-Dopo la catechesi della Samaritana e il segno dell’acqua, in questa domenica ci viene riproposto il Vangelo del cieco guarito e il segno della luce. Fin dall’antichità, il cammino ultimo di preparazione al battesimo veniva chiamato “illuminazione”: non ha niente a che fare con le pratiche legate alle religioni orientali, che considerano l’illuminazione un processo che si basa sugli sforzi intellettuali e fisici dell’uo-mo, che prende le distanze da tutti i condizionamenti terreni e punta ad uno stato di indifferenza disincarnata rispetto alla realtà; nel Vangelo è chiaro che la luce viene da fuori, dall’incontro con Gesù Cristo, e ci fa vivere ancora più immersi nella realtà di questo mondo, sostenendone anche i pesi e le contraddizioni.
-Sono tantissime le suggestioni che ci vengono da questa Parola che abbiamo ascoltato. Proviamo a coglierne almeno qualcuna.
-La prima ci viene dal racconto della chiamata di Davide: Dio insegna al profeta un criterio fondamentale, che è quello di non guardare le persone con uno sguardo umano, ma con quello di Dio: l’uomo vede l’apparenza, il Signore vede il cuore.

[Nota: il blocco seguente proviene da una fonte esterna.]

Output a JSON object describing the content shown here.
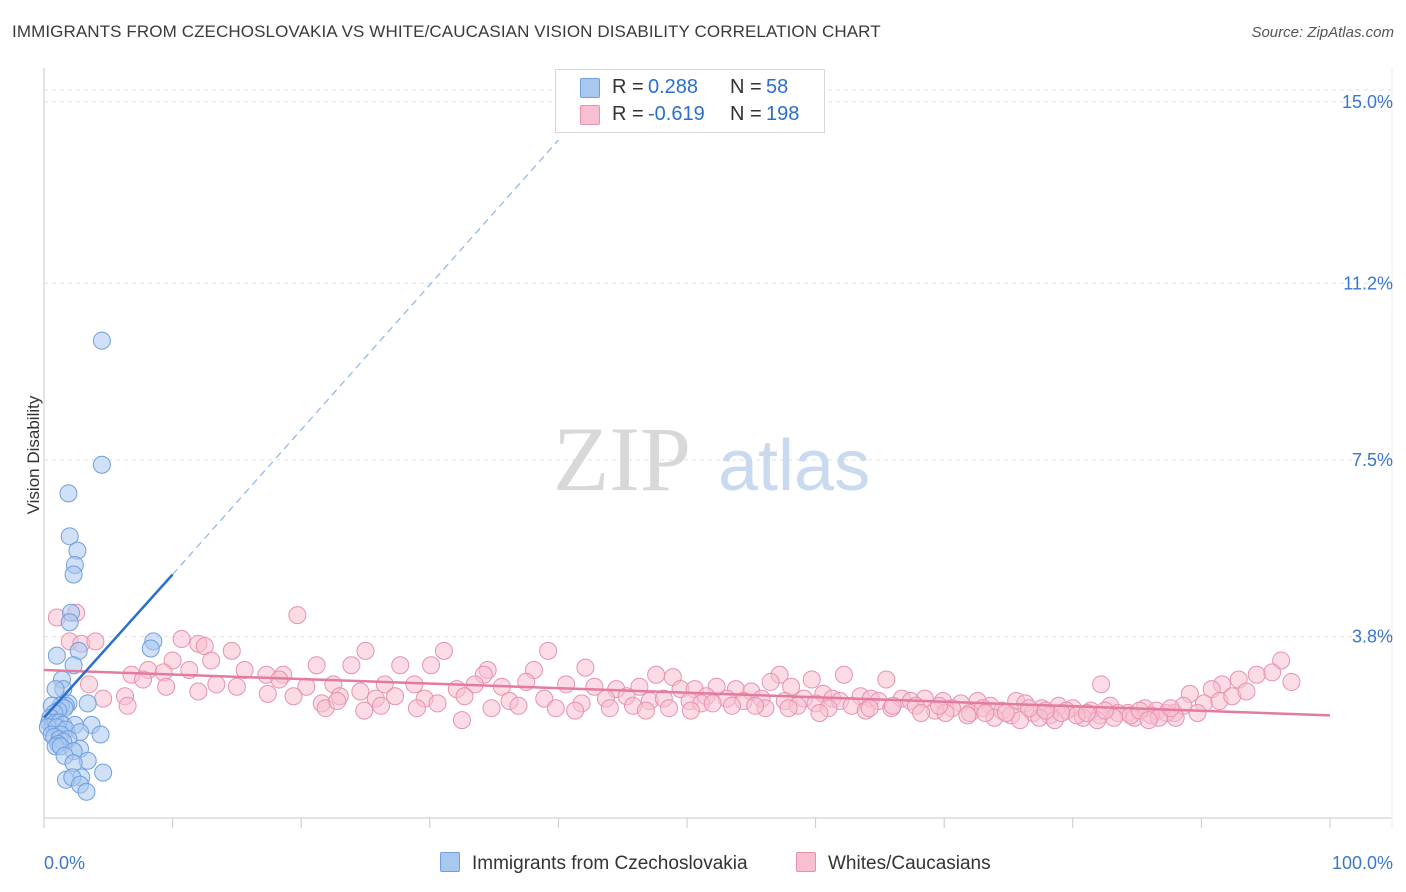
{
  "title": "IMMIGRANTS FROM CZECHOSLOVAKIA VS WHITE/CAUCASIAN VISION DISABILITY CORRELATION CHART",
  "source": "Source: ZipAtlas.com",
  "watermark": {
    "zip": "ZIP",
    "atlas": "atlas"
  },
  "legend": [
    {
      "r_label": "R =",
      "r_value": "0.288",
      "n_label": "N =",
      "n_value": "58",
      "color": "#a9c8f0",
      "border": "#6f9fdc"
    },
    {
      "r_label": "R =",
      "r_value": "-0.619",
      "n_label": "N =",
      "n_value": "198",
      "color": "#f7bfd0",
      "border": "#e792ad"
    }
  ],
  "bottom_legend": [
    "Immigrants from Czechoslovakia",
    "Whites/Caucasians"
  ],
  "chart_data": {
    "type": "scatter",
    "title": "IMMIGRANTS FROM CZECHOSLOVAKIA VS WHITE/CAUCASIAN VISION DISABILITY CORRELATION CHART",
    "xlabel": "",
    "ylabel": "Vision Disability",
    "xlim": [
      0,
      100
    ],
    "ylim": [
      0,
      15.5
    ],
    "x_tick_labels": [
      "0.0%",
      "100.0%"
    ],
    "y_ticks": [
      3.8,
      7.5,
      11.2,
      15.0
    ],
    "y_tick_labels": [
      "3.8%",
      "7.5%",
      "11.2%",
      "15.0%"
    ],
    "grid": true,
    "series": [
      {
        "name": "Immigrants from Czechoslovakia",
        "color": "#5f95dc",
        "fill": "#a9c8f0",
        "R": 0.288,
        "N": 58,
        "trend": {
          "x0": 0,
          "y0": 2.1,
          "x1": 10,
          "y1": 5.1,
          "dash_to_x": 40,
          "dash_to_y": 14.2
        },
        "points": [
          [
            4.5,
            10.0
          ],
          [
            4.5,
            7.4
          ],
          [
            1.9,
            6.8
          ],
          [
            2.0,
            5.9
          ],
          [
            2.6,
            5.6
          ],
          [
            2.4,
            5.3
          ],
          [
            2.3,
            5.1
          ],
          [
            2.1,
            4.3
          ],
          [
            2.0,
            4.1
          ],
          [
            8.5,
            3.7
          ],
          [
            8.3,
            3.55
          ],
          [
            2.7,
            3.5
          ],
          [
            1.0,
            3.4
          ],
          [
            2.3,
            3.2
          ],
          [
            1.4,
            2.9
          ],
          [
            1.5,
            2.7
          ],
          [
            0.9,
            2.7
          ],
          [
            3.4,
            2.4
          ],
          [
            1.9,
            2.4
          ],
          [
            1.7,
            2.35
          ],
          [
            1.3,
            2.35
          ],
          [
            1.6,
            2.3
          ],
          [
            0.6,
            2.35
          ],
          [
            1.1,
            2.25
          ],
          [
            0.8,
            2.2
          ],
          [
            0.5,
            2.1
          ],
          [
            0.4,
            2.0
          ],
          [
            0.7,
            1.95
          ],
          [
            0.9,
            2.0
          ],
          [
            1.2,
            2.0
          ],
          [
            1.5,
            1.95
          ],
          [
            3.7,
            1.95
          ],
          [
            2.4,
            1.95
          ],
          [
            0.3,
            1.9
          ],
          [
            1.0,
            1.9
          ],
          [
            1.7,
            1.85
          ],
          [
            2.8,
            1.8
          ],
          [
            0.6,
            1.75
          ],
          [
            1.3,
            1.75
          ],
          [
            4.4,
            1.75
          ],
          [
            0.8,
            1.7
          ],
          [
            1.2,
            1.65
          ],
          [
            1.9,
            1.65
          ],
          [
            1.5,
            1.6
          ],
          [
            1.1,
            1.55
          ],
          [
            0.9,
            1.5
          ],
          [
            1.3,
            1.5
          ],
          [
            2.8,
            1.45
          ],
          [
            2.3,
            1.4
          ],
          [
            1.6,
            1.3
          ],
          [
            3.4,
            1.2
          ],
          [
            2.3,
            1.15
          ],
          [
            4.6,
            0.95
          ],
          [
            2.9,
            0.85
          ],
          [
            1.7,
            0.8
          ],
          [
            2.2,
            0.85
          ],
          [
            2.8,
            0.7
          ],
          [
            3.3,
            0.55
          ]
        ]
      },
      {
        "name": "Whites/Caucasians",
        "color": "#e37aa0",
        "fill": "#f7bfd0",
        "R": -0.619,
        "N": 198,
        "trend": {
          "x0": 0,
          "y0": 3.1,
          "x1": 100,
          "y1": 2.15
        },
        "points": [
          [
            1.0,
            4.2
          ],
          [
            2.5,
            4.3
          ],
          [
            19.7,
            4.25
          ],
          [
            2.0,
            3.7
          ],
          [
            2.9,
            3.65
          ],
          [
            4.0,
            3.7
          ],
          [
            10.7,
            3.75
          ],
          [
            12.0,
            3.65
          ],
          [
            12.5,
            3.6
          ],
          [
            14.6,
            3.5
          ],
          [
            25.0,
            3.5
          ],
          [
            31.1,
            3.5
          ],
          [
            39.2,
            3.5
          ],
          [
            10.0,
            3.3
          ],
          [
            13.0,
            3.3
          ],
          [
            6.8,
            3.0
          ],
          [
            8.1,
            3.1
          ],
          [
            9.3,
            3.05
          ],
          [
            11.3,
            3.1
          ],
          [
            15.6,
            3.1
          ],
          [
            17.3,
            3.0
          ],
          [
            18.6,
            3.0
          ],
          [
            21.2,
            3.2
          ],
          [
            23.9,
            3.2
          ],
          [
            27.7,
            3.2
          ],
          [
            30.1,
            3.2
          ],
          [
            34.5,
            3.1
          ],
          [
            34.2,
            3.0
          ],
          [
            38.1,
            3.1
          ],
          [
            42.1,
            3.15
          ],
          [
            47.6,
            3.0
          ],
          [
            48.9,
            2.95
          ],
          [
            57.2,
            3.0
          ],
          [
            59.7,
            2.9
          ],
          [
            62.2,
            3.0
          ],
          [
            56.5,
            2.85
          ],
          [
            58.1,
            2.75
          ],
          [
            65.5,
            2.9
          ],
          [
            82.2,
            2.8
          ],
          [
            96.2,
            3.3
          ],
          [
            95.5,
            3.05
          ],
          [
            94.3,
            3.0
          ],
          [
            92.9,
            2.9
          ],
          [
            91.6,
            2.8
          ],
          [
            90.8,
            2.7
          ],
          [
            89.1,
            2.6
          ],
          [
            97.0,
            2.85
          ],
          [
            3.5,
            2.8
          ],
          [
            7.7,
            2.9
          ],
          [
            9.5,
            2.75
          ],
          [
            13.4,
            2.8
          ],
          [
            15.0,
            2.75
          ],
          [
            18.3,
            2.9
          ],
          [
            20.4,
            2.75
          ],
          [
            22.5,
            2.8
          ],
          [
            24.6,
            2.65
          ],
          [
            26.5,
            2.8
          ],
          [
            28.8,
            2.8
          ],
          [
            32.1,
            2.7
          ],
          [
            33.5,
            2.8
          ],
          [
            35.6,
            2.75
          ],
          [
            37.5,
            2.85
          ],
          [
            40.6,
            2.8
          ],
          [
            42.8,
            2.75
          ],
          [
            44.5,
            2.7
          ],
          [
            46.3,
            2.75
          ],
          [
            49.5,
            2.7
          ],
          [
            50.6,
            2.7
          ],
          [
            52.3,
            2.75
          ],
          [
            53.8,
            2.7
          ],
          [
            55.0,
            2.65
          ],
          [
            60.6,
            2.6
          ],
          [
            61.3,
            2.5
          ],
          [
            63.5,
            2.55
          ],
          [
            64.3,
            2.5
          ],
          [
            66.7,
            2.5
          ],
          [
            67.4,
            2.45
          ],
          [
            68.5,
            2.5
          ],
          [
            69.9,
            2.45
          ],
          [
            71.3,
            2.4
          ],
          [
            72.6,
            2.45
          ],
          [
            73.6,
            2.35
          ],
          [
            75.6,
            2.45
          ],
          [
            76.3,
            2.4
          ],
          [
            77.6,
            2.3
          ],
          [
            78.9,
            2.35
          ],
          [
            80.0,
            2.3
          ],
          [
            81.4,
            2.25
          ],
          [
            82.9,
            2.35
          ],
          [
            84.3,
            2.2
          ],
          [
            85.6,
            2.3
          ],
          [
            86.5,
            2.25
          ],
          [
            87.9,
            2.2
          ],
          [
            88.6,
            2.35
          ],
          [
            90.2,
            2.4
          ],
          [
            91.4,
            2.45
          ],
          [
            92.4,
            2.55
          ],
          [
            93.5,
            2.65
          ],
          [
            4.6,
            2.5
          ],
          [
            6.3,
            2.55
          ],
          [
            12.0,
            2.65
          ],
          [
            17.4,
            2.6
          ],
          [
            19.4,
            2.55
          ],
          [
            21.6,
            2.4
          ],
          [
            23.0,
            2.55
          ],
          [
            25.8,
            2.5
          ],
          [
            27.3,
            2.55
          ],
          [
            29.6,
            2.5
          ],
          [
            32.7,
            2.55
          ],
          [
            36.2,
            2.45
          ],
          [
            38.9,
            2.5
          ],
          [
            41.8,
            2.4
          ],
          [
            43.7,
            2.5
          ],
          [
            45.3,
            2.55
          ],
          [
            47.1,
            2.45
          ],
          [
            48.2,
            2.5
          ],
          [
            50.2,
            2.45
          ],
          [
            51.5,
            2.55
          ],
          [
            53.1,
            2.5
          ],
          [
            54.4,
            2.45
          ],
          [
            55.8,
            2.5
          ],
          [
            57.6,
            2.45
          ],
          [
            59.1,
            2.5
          ],
          [
            60.0,
            2.4
          ],
          [
            61.9,
            2.45
          ],
          [
            62.8,
            2.35
          ],
          [
            64.9,
            2.45
          ],
          [
            65.9,
            2.3
          ],
          [
            67.8,
            2.35
          ],
          [
            69.3,
            2.25
          ],
          [
            70.6,
            2.3
          ],
          [
            72.0,
            2.2
          ],
          [
            73.0,
            2.3
          ],
          [
            74.5,
            2.25
          ],
          [
            75.2,
            2.15
          ],
          [
            76.9,
            2.2
          ],
          [
            78.2,
            2.15
          ],
          [
            79.5,
            2.25
          ],
          [
            80.8,
            2.1
          ],
          [
            82.1,
            2.15
          ],
          [
            83.5,
            2.2
          ],
          [
            84.8,
            2.1
          ],
          [
            86.1,
            2.15
          ],
          [
            87.3,
            2.2
          ],
          [
            89.7,
            2.2
          ],
          [
            6.5,
            2.35
          ],
          [
            21.9,
            2.3
          ],
          [
            26.2,
            2.35
          ],
          [
            29.0,
            2.3
          ],
          [
            34.8,
            2.3
          ],
          [
            36.9,
            2.35
          ],
          [
            39.8,
            2.3
          ],
          [
            45.8,
            2.35
          ],
          [
            48.6,
            2.3
          ],
          [
            51.1,
            2.4
          ],
          [
            53.5,
            2.35
          ],
          [
            56.1,
            2.3
          ],
          [
            58.6,
            2.35
          ],
          [
            61.0,
            2.3
          ],
          [
            63.9,
            2.25
          ],
          [
            66.0,
            2.35
          ],
          [
            68.2,
            2.2
          ],
          [
            70.1,
            2.2
          ],
          [
            71.8,
            2.15
          ],
          [
            73.9,
            2.1
          ],
          [
            75.9,
            2.05
          ],
          [
            77.4,
            2.1
          ],
          [
            78.6,
            2.05
          ],
          [
            80.3,
            2.15
          ],
          [
            81.9,
            2.05
          ],
          [
            83.2,
            2.1
          ],
          [
            84.5,
            2.15
          ],
          [
            86.7,
            2.1
          ],
          [
            88.0,
            2.1
          ],
          [
            22.8,
            2.45
          ],
          [
            30.6,
            2.4
          ],
          [
            44.0,
            2.3
          ],
          [
            52.0,
            2.4
          ],
          [
            57.9,
            2.3
          ],
          [
            64.2,
            2.3
          ],
          [
            69.6,
            2.35
          ],
          [
            73.2,
            2.2
          ],
          [
            76.6,
            2.3
          ],
          [
            79.1,
            2.2
          ],
          [
            82.5,
            2.25
          ],
          [
            85.2,
            2.25
          ],
          [
            87.6,
            2.3
          ],
          [
            32.5,
            2.05
          ],
          [
            24.9,
            2.25
          ],
          [
            41.3,
            2.25
          ],
          [
            46.8,
            2.25
          ],
          [
            50.3,
            2.25
          ],
          [
            55.3,
            2.35
          ],
          [
            60.3,
            2.2
          ],
          [
            74.8,
            2.2
          ],
          [
            77.9,
            2.25
          ],
          [
            81.1,
            2.2
          ],
          [
            85.9,
            2.05
          ]
        ]
      }
    ]
  }
}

-Questo principio lo vediamo realizzato nel Vangelo. I discepoli nella cecità di quell’uomo vedono la conseguenza di un peccato; Gesù ci vede invece la via che Dio ha scelto per manifestare le sue opere. Questa è la risposta misteriosa di Gesù alla grande domanda dell’umanità sul perché della sofferenza. Non è una risposta facile né comoda: noi di solito davanti al male cerchiamo i colpevoli, mentre Gesù ci insegna a vedere che Dio è più forte del male e che mostra la sua grandezza proprio passando attraverso il mistero del male. Questo si realizza pienamente nella morte di Gesù sulla croce: proprio entrando nella morte, Dio l’ha vinta alla radice. Non ha fatto sparire la morte, ma l’ha svuotata della sua forza interiore. Solo l’occhio della fede ci permette di vedere e di comprendere questo, mentre l’umanità rimane senza risposte e senza pace di fronte a tutto questo.

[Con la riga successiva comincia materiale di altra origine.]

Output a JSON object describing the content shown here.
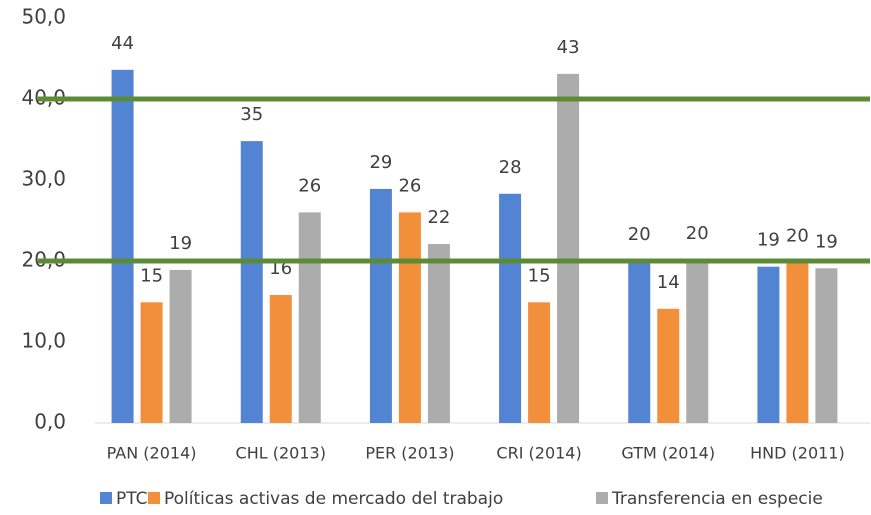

-Altro esempio: il cieco guarito non è visto da tutti allo stesso modo: qualcuno vede nella sua guarigione l’opera di Dio; ma i farisei non riescono a vedere altro che la trasgressione di una legge.
-Questa parola deve interrogarci, perché è di grande attualità. Ci troviamo infatti in un mondo che non sa più guardare le cose per come stanno, ma per come conviene farle apparire. Si manipola continuamente la realtà delle cose, così da creare delle verità parallele. Ad esempio, si sta facendo un lavaggio del cervello per convincere la gente che l’essere maschi o femmine non è una questione oggettiva naturale, ma un fatto culturale e mutevole: si è quello che ci si sente. Si fanno passare l’aborto e l’eutanasia come traguardi di libertà e di dignità, anziché riconoscere quello che sono, omicidi volontari di innocenti. Si dipingono gli sbarchi nel Mediterraneo di profughi dall’Africa e dal Medio Oriente come un’invasione, quando un numero molto superiore di profughi dall’Ucraina è stato accolto a braccia aperte: tutta questione di colore della pelle, di pura apparenza e di luoghi comuni. L’ideologia tante volte ci acceca: da qui il proliferare di notizie false, che pian piano diventano vere. Chi, come il cieco guarito, dice semplicemente le cose come stanno, libero da condizionamenti, viene emarginato e perseguitato.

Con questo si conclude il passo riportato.